Seeing the greater need in her community and echoing Gov. Ray’s commitment decades earlier, Msl. McGlynn knew she had to help. That family — and a gifted bowl of spinach from their backyard —s parked the founding of Tapestry Farms and the growth of community food systems.
Ray an inspiration
“When Robert Ray made the decision to welcome refugees to the state of Iowa in the mid-1970s, he did so to save lives,” Ms. McGlynn said. “But he didn’t stop there. He worked to feed and care for people forcibly displaced from their homes in Cambodia. Then, he forged a path for our entire nation to welcome refugees as Iowa did, with the Refugee Resettlement Act of 1980.”

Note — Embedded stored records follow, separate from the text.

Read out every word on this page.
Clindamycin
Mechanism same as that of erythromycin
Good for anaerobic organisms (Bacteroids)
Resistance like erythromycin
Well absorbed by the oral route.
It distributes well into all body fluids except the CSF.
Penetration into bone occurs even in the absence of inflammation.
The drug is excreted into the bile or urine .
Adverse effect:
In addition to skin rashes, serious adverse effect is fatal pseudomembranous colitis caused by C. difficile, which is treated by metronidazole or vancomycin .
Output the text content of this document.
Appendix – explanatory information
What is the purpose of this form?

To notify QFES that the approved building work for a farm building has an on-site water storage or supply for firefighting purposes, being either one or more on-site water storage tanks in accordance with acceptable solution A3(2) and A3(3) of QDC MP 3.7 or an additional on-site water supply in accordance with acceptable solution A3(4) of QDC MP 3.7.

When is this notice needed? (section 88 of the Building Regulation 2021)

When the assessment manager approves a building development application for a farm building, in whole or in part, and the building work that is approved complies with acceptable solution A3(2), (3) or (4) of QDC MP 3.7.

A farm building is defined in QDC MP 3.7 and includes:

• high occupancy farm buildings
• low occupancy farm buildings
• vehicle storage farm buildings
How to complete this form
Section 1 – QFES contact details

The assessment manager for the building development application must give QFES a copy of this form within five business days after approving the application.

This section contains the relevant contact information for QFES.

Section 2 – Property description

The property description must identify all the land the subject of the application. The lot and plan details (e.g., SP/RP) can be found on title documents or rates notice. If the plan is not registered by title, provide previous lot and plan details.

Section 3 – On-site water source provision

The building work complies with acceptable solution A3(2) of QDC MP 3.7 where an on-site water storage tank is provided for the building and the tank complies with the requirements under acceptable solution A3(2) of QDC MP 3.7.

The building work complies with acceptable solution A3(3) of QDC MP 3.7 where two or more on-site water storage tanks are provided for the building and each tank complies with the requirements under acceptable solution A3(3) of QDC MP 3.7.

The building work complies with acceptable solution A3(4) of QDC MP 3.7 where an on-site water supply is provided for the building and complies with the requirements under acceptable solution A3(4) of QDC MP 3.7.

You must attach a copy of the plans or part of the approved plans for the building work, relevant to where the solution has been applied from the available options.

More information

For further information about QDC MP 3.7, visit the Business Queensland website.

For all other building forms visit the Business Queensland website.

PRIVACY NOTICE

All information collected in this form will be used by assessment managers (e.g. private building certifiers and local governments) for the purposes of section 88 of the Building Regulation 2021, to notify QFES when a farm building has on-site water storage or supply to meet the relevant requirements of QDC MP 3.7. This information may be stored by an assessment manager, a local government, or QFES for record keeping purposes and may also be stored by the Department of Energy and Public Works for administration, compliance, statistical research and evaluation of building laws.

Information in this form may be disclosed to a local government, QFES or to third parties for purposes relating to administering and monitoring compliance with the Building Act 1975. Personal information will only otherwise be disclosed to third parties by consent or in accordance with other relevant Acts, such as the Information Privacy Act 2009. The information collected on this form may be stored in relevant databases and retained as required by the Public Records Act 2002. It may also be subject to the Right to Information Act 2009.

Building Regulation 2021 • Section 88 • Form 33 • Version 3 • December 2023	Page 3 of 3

She added “Some of the most important people in my life are building their lives in Iowa because of Robert Ray’s persistence, and our work at Tapestry Farms seeks to nourish people just as he did. I consider it one of the greatest honors of my life to receive an award named for Governor Ray.”
Ms. McGlynn grew up on a small family farm in Clinton County, Iowa. After attending elementary school in Welton, and junior and senior high school in DeWitt, she became a two-time graduate of the University of Iowa. She earned a bachelor’s in journalism and a master’s in business administration.